Penulis: Dr. Tomi Yulianto, M.Pd., M.Kom, Warti M.Th., M.Pd

Penerbit: PT Ruang Literasi Digital

Tahun Terbit: 2026

Jumlah Halaman: 269 halaman

Harga: Rp 139.000

Preview PDF belum tersedia

Abstrak

Peperangan Rohani merupakan buku referensi teologis-pastoral yang mengkaji konflik rohani dalam perspektif iman Kristen dengan menempatkan Kristus sebagai pusat kemenangan dan Allah sebagai penguasa mutlak atas seluruh realitas rohani. Buku ini membahas peperangan rohani bukan terutama sebagai pertarungan langsung manusia melawan setan, melainkan sebagai pergumulan iman yang melibatkan dosa, dunia, daging, tipu daya roh jahat, kelemahan manusia, serta proses pengudusan di bawah kedaulatan Allah. Ruang lingkup pembahasan mencakup definisi peperangan rohani menurut Alkitab, batas kuasa setan, pencobaan, kerasukan, eksorsisme, santet, fenomena ketakutan terhadap makhluk halus, keterikatan rohani, perbudakan dosa, pembebasan dalam Kristus, pertobatan, peran firman Allah, karya Roh Kudus, dan pentingnya disiplin rohani. Melalui studi kasus tokoh-tokoh Alkitab serta analisis deskriptif, diagnostik, prediktif, dan preskriptif, buku ini bertujuan menolong pembaca memahami peperangan rohani secara lebih utuh, membedakan antara realitas rohani dan ketakutan yang keliru, serta mengarahkan kehidupan orang percaya pada iman, pertobatan, ketaatan, dan ketergantungan kepada kemenangan Kristus.

Deskripsi

Peperangan rohani sering dipahami secara sempit sebagai perlawanan terhadap setan, roh jahat, atau berbagai fenomena supranatural yang menakutkan. Buku Peperangan Rohani mengajak pembaca melihat persoalan tersebut secara lebih dalam melalui terang Alkitab. Peperangan rohani tidak hanya terjadi dalam bentuk gangguan lahiriah, tetapi juga dalam pergumulan hati, pikiran, kehendak, dosa, ketakutan, kebohongan, keterikatan, dan relasi manusia dengan Allah.

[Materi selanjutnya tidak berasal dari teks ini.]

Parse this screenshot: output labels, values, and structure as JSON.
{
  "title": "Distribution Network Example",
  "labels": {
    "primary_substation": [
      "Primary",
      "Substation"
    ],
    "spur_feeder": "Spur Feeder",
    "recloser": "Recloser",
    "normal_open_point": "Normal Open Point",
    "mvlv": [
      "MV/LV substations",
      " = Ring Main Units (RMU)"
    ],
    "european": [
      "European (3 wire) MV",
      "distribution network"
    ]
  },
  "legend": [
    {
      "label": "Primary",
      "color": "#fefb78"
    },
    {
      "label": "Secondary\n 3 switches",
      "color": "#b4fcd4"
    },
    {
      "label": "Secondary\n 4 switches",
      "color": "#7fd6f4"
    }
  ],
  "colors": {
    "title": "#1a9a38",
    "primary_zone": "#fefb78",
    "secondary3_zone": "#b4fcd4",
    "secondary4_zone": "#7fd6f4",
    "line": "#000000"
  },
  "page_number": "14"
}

Buku ini membahas dasar-dasar peperangan rohani dengan menekankan bahwa Allah tetap berdaulat atas seluruh ciptaan, termasuk atas kuasa gelap. Setan dan roh jahat diakui sebagai realitas rohani yang bekerja melalui pencobaan, kebohongan, tuduhan, dan manipulasi, tetapi kuasa mereka tidak pernah setara dengan Allah. Melalui kisah Ayub, Petrus, Saul, Yusuf, Adam dan Hawa, Kain, Daud, Yudas, serta berbagai tokoh Alkitab lainnya, pembaca diajak memahami bagaimana konflik rohani sering kali bekerja secara halus melalui ketidaktaatan, kesombongan, ketakutan, luka batin, keinginan yang salah arah, dan hilangnya kepekaan terhadap firman Tuhan.

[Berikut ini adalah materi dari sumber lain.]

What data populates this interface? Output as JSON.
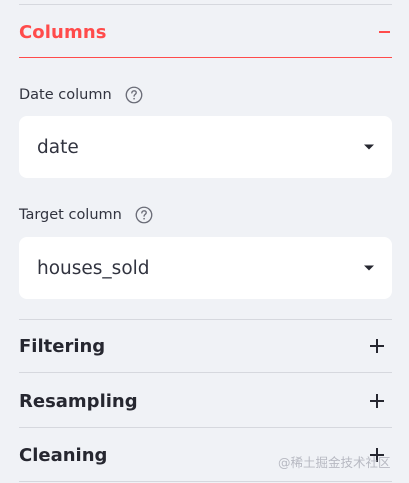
{
  "columns_section": {
    "title": "Columns",
    "toggle_icon": "minus-icon",
    "accent_color": "#ff4b4b"
  },
  "date_column": {
    "label": "Date column",
    "help_icon": "question-circle-icon",
    "value": "date",
    "caret_icon": "caret-down-icon"
  },
  "target_column": {
    "label": "Target column",
    "help_icon": "question-circle-icon",
    "value": "houses_sold",
    "caret_icon": "caret-down-icon"
  },
  "collapsed_sections": [
    {
      "title": "Filtering",
      "toggle_icon": "plus-icon"
    },
    {
      "title": "Resampling",
      "toggle_icon": "plus-icon"
    },
    {
      "title": "Cleaning",
      "toggle_icon": "plus-icon"
    }
  ],
  "watermark": "@稀土掘金技术社区"
}
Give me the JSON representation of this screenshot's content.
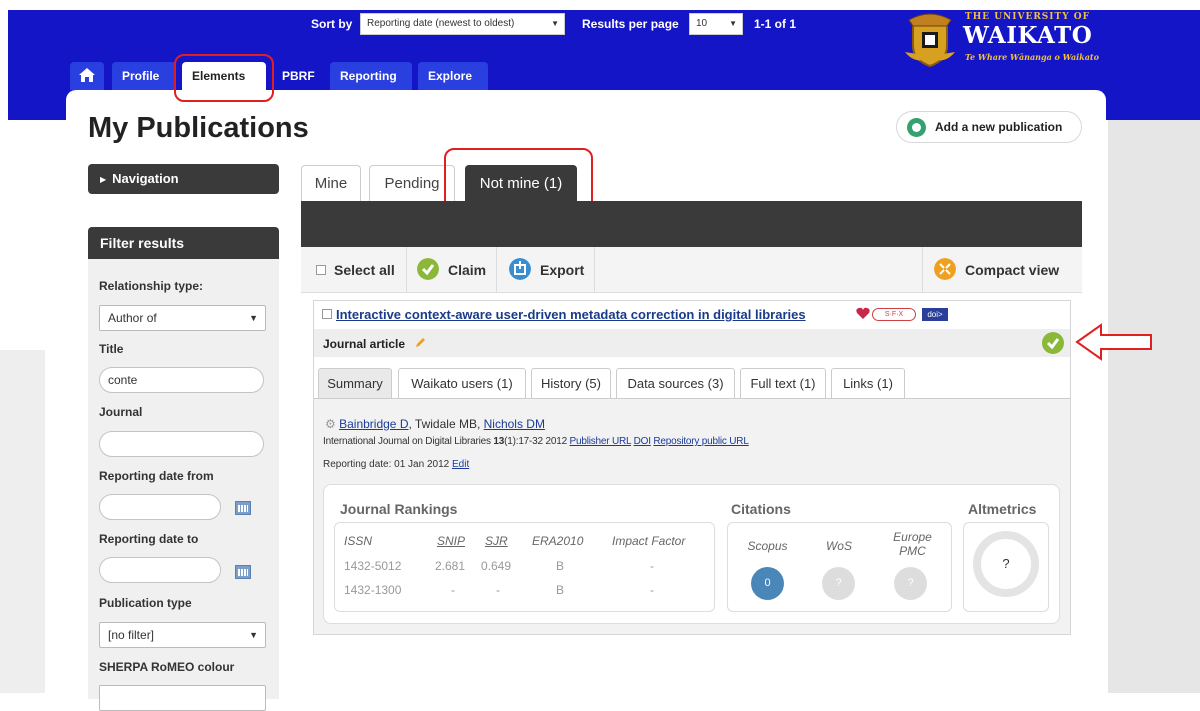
{
  "logo": {
    "small_text": "THE UNIVERSITY OF",
    "big_text": "WAIKATO",
    "motto": "Te Whare Wānanga o Waikato"
  },
  "nav_tabs": [
    "Profile",
    "Elements",
    "PBRF",
    "Reporting",
    "Explore"
  ],
  "page_title": "My Publications",
  "add_button": "Add a new publication",
  "navigation_label": "Navigation",
  "filter": {
    "header": "Filter results",
    "relationship_label": "Relationship type:",
    "relationship_value": "Author of",
    "title_label": "Title",
    "title_value": "conte",
    "journal_label": "Journal",
    "journal_value": "",
    "date_from_label": "Reporting date from",
    "date_to_label": "Reporting date to",
    "pubtype_label": "Publication type",
    "pubtype_value": "[no filter]",
    "sherpa_label": "SHERPA RoMEO colour"
  },
  "list_tabs": [
    "Mine",
    "Pending",
    "Not mine (1)"
  ],
  "sort": {
    "sort_label": "Sort by",
    "sort_value": "Reporting date (newest to oldest)",
    "per_page_label": "Results per page",
    "per_page_value": "10",
    "count": "1-1 of 1"
  },
  "actions": {
    "select_all": "Select all",
    "claim": "Claim",
    "export": "Export",
    "compact": "Compact view"
  },
  "publication": {
    "title": "Interactive context-aware user-driven metadata correction in digital libraries",
    "type": "Journal article",
    "tabs": [
      "Summary",
      "Waikato users (1)",
      "History (5)",
      "Data sources (3)",
      "Full text (1)",
      "Links (1)"
    ],
    "author1": "Bainbridge D",
    "author2": ", Twidale MB, ",
    "author3": "Nichols DM",
    "journal": "International Journal on Digital Libraries ",
    "volume": "13",
    "issue_pages": "(1):17-32 2012 ",
    "publisher_url": "Publisher URL",
    "doi": "DOI",
    "repo_url": "Repository public URL",
    "reporting_date_label": "Reporting date: 01 Jan 2012 ",
    "edit": "Edit",
    "sfx": "S·F·X",
    "doi_badge": "doi>"
  },
  "metrics": {
    "rankings_title": "Journal Rankings",
    "citations_title": "Citations",
    "altmetrics_title": "Altmetrics",
    "rank_headers": [
      "ISSN",
      "SNIP",
      "SJR",
      "ERA2010",
      "Impact Factor"
    ],
    "rank_rows": [
      [
        "1432-5012",
        "2.681",
        "0.649",
        "B",
        "-"
      ],
      [
        "1432-1300",
        "-",
        "-",
        "B",
        "-"
      ]
    ],
    "citation_sources": [
      "Scopus",
      "WoS",
      "Europe PMC"
    ],
    "scopus_count": "0",
    "wos_count": "?",
    "pmc_count": "?",
    "altmetric_value": "?"
  },
  "colors": {
    "brand_blue": "#1515c8",
    "dark_bar": "#3a3a3a",
    "highlight_red": "#e02020",
    "claim_green": "#8cb83a",
    "export_blue": "#3a8ed0",
    "compact_orange": "#f0a020"
  }
}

Pembahasan buku ini juga menyentuh isu-isu yang dekat dengan pengalaman masyarakat, seperti ketakutan terhadap hantu, santet, kerasukan, pencobaan, keterikatan, kebiasaan yang membelenggu, perbudakan dosa, serta perbedaan antara pergumulan rohani dan keterikatan yang lebih dalam. Buku ini tidak membawa pembaca pada ketakutan terhadap kuasa gelap, melainkan pada pemahaman bahwa kemenangan Kristus menjadi dasar bagi keberanian, pertobatan, pemulihan, dan kehidupan yang semakin tunduk kepada Allah.

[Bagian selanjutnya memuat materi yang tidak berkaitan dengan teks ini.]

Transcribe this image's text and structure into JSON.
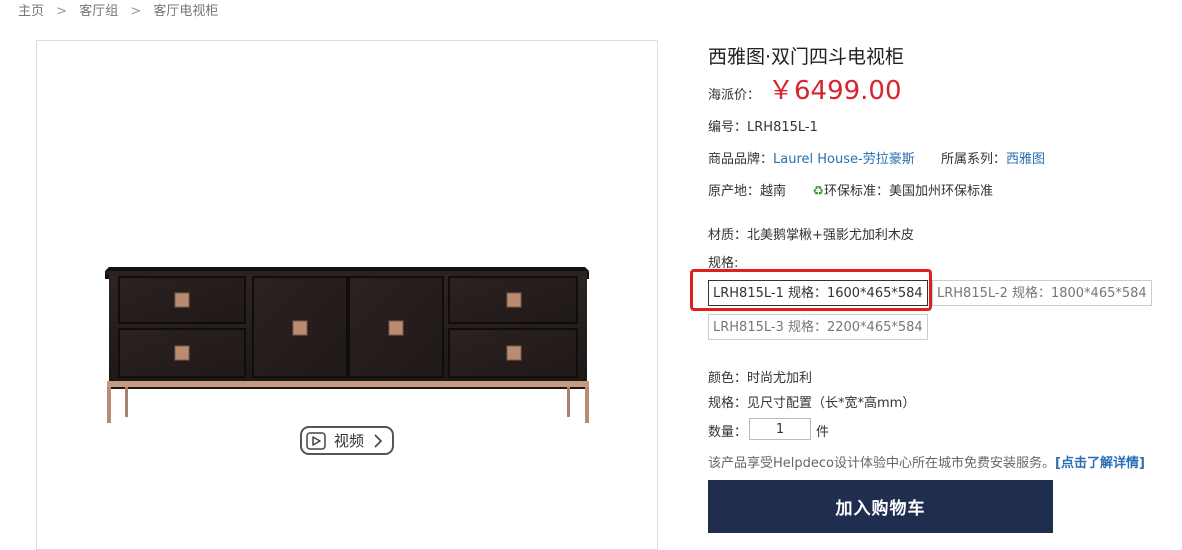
{
  "breadcrumb": {
    "items": [
      "主页",
      "客厅组",
      "客厅电视柜"
    ],
    "separator": ">"
  },
  "gallery": {
    "video_label": "视频"
  },
  "product": {
    "title": "西雅图·双门四斗电视柜",
    "price_label": "海派价：",
    "price": "￥6499.00",
    "code_label": "编号：",
    "code": "LRH815L-1",
    "brand_label": "商品品牌：",
    "brand": "Laurel House-劳拉豪斯",
    "series_label": "所属系列：",
    "series": "西雅图",
    "origin_label": "原产地：",
    "origin": "越南",
    "eco_label": "环保标准：",
    "eco": "美国加州环保标准",
    "material_label": "材质：",
    "material": "北美鹅掌楸+强影尤加利木皮",
    "spec_label": "规格:",
    "spec_options": [
      "LRH815L-1 规格：1600*465*584",
      "LRH815L-2 规格：1800*465*584",
      "LRH815L-3 规格：2200*465*584"
    ],
    "color_label": "颜色：",
    "color": "时尚尤加利",
    "size_label": "规格：",
    "size": "见尺寸配置（长*宽*高mm）",
    "qty_label": "数量：",
    "qty_value": "1",
    "qty_unit": "件",
    "install_text": "该产品享受Helpdeco设计体验中心所在城市免费安装服务。",
    "install_link": "[点击了解详情]",
    "add_to_cart": "加入购物车"
  },
  "colors": {
    "price": "#d6252b",
    "link": "#2a6fb3",
    "cart_button": "#1f2d4f",
    "highlight": "#e02020",
    "eco_icon": "#3a9b3a"
  },
  "icons": [
    "recycle-icon",
    "play-icon",
    "chevron-right-icon"
  ]
}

Pada bagian akhir, buku ini menegaskan bahwa pembebasan dari keterikatan tidak terutama terjadi melalui ritual yang bersifat sensasional, tetapi melalui pertobatan, pembaruan pikiran oleh firman Allah, karya Roh Kudus, serta disiplin rohani yang dijalani dalam iman kepada Kristus. Buku ini sesuai bagi mahasiswa teologi, hamba Tuhan, pelayan gereja, konselor Kristen, pendidik Kristen, dan pembaca umum yang ingin memahami peperangan rohani secara alkitabiah, seimbang, dan berpusat pada Kristus.